Mission Oriented Innovation: A New Approach for Development Cooperation?

© Jason Goodman from Unsplash

Currently, the development and diffusion of innovations is largely shaped by the commercial interests of the private sector. In particular, the big tech corporations (Google, Amazon, Meta, Microsoft) are associated with the major digital innovations of the last decades. Yet without targeted funding from the public sector, the basis for their activities – the Internet – would not even exist. In 1968, a group of researchers commissioned by the U.S. Air Force and led by MIT and the U.S. Department of Defense developed the forerunner of today’s World Wide Web: ARPAnet.

 

MOI expands innovation policy options for governments

New methodological approaches such as “mission-oriented innovation” (MOI) are taking a closer look at the governmental role in innovation development.
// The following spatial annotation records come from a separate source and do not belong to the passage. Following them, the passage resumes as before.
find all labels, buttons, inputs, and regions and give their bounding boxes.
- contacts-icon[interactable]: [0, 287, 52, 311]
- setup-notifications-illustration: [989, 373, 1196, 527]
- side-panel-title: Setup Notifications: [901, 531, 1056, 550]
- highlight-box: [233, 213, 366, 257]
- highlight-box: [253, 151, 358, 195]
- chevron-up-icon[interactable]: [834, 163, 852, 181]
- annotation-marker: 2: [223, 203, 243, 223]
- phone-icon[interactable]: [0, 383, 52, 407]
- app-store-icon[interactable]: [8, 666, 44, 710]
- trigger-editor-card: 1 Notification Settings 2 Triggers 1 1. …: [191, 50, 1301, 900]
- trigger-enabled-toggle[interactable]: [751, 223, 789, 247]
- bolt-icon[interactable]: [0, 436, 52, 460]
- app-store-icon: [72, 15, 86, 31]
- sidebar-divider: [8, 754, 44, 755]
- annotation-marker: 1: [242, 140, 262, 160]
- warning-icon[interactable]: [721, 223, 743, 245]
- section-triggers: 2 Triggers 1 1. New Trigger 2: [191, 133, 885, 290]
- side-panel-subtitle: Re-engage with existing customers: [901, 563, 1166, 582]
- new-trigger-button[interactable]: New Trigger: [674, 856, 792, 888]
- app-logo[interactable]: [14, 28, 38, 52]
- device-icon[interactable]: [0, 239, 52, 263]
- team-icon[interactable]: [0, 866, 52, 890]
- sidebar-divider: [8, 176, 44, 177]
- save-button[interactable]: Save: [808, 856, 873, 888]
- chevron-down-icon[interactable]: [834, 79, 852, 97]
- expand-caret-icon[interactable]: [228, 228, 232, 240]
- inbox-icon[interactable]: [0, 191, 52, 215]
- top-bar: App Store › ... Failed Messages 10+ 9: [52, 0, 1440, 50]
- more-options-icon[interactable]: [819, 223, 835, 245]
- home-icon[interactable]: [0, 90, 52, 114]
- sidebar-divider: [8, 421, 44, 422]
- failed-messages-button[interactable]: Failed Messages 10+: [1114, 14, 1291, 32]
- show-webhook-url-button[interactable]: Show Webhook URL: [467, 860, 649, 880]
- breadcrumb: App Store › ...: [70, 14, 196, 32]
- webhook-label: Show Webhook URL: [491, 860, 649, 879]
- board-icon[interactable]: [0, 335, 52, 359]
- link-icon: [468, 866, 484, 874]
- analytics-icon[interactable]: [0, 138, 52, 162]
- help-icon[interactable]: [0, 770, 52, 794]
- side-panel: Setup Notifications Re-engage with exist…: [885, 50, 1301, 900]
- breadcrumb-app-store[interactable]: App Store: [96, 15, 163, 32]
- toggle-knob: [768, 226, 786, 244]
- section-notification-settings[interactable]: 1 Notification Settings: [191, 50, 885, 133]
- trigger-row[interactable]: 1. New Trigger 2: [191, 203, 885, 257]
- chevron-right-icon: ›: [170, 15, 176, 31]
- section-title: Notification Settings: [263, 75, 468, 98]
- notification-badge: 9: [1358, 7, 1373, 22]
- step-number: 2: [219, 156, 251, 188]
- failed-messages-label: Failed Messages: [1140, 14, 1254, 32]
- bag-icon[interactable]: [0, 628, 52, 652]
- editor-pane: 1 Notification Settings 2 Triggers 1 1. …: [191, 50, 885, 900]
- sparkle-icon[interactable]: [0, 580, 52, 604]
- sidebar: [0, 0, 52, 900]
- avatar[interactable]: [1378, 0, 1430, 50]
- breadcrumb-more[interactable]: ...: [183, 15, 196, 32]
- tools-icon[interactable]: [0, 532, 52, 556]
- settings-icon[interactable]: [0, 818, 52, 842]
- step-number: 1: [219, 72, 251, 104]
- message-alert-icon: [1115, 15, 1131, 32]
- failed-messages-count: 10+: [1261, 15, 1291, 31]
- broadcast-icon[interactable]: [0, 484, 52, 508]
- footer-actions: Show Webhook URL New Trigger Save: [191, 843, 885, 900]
They point to new ways in which governments can expand their scope for action and thus, gain greater room for maneuver in innovation policy. MOI is a systematic and holistic approach: it allows innovation processes to be 1) aligned with a specific goal and 2) coordinated across sectoral boundaries.

 

In contrast to the private sector, the state is independent of the economy

The basic assumption here is that the state does not hinder innovation, but is indispensable for it. In contrast to the private sector, the public sector is more independent of market logic: it can take greater financial risks and thus has the opportunity to drive innovation processes over a longer period of time. In addition, it has a differentiated research network in the form of universities and colleges. State-led industrial and innovation policy based explicitly on mission-oriented thinking is nothing new: The first human landing on the moon in 1969, the Apollo mission, is a prime example.

 

The BMZ digilab is looking into ways the MOI method can also be used in development cooperation

Today, mission-oriented innovation approaches, such as that of economist Mariana Mazzucato, are once again increasingly being used in the public sector of several industrialized nations. BMZ digilab wants to explore whether and how this approach can be applied in the context of development cooperation and is piloting a MOI program in the thematic area of Gender Digital Divide. The pilot will identify concrete solutions and project approaches (as part of so-called “mission projects”) that can be incorporated into the current project and portfolio development of German DC in the medium term.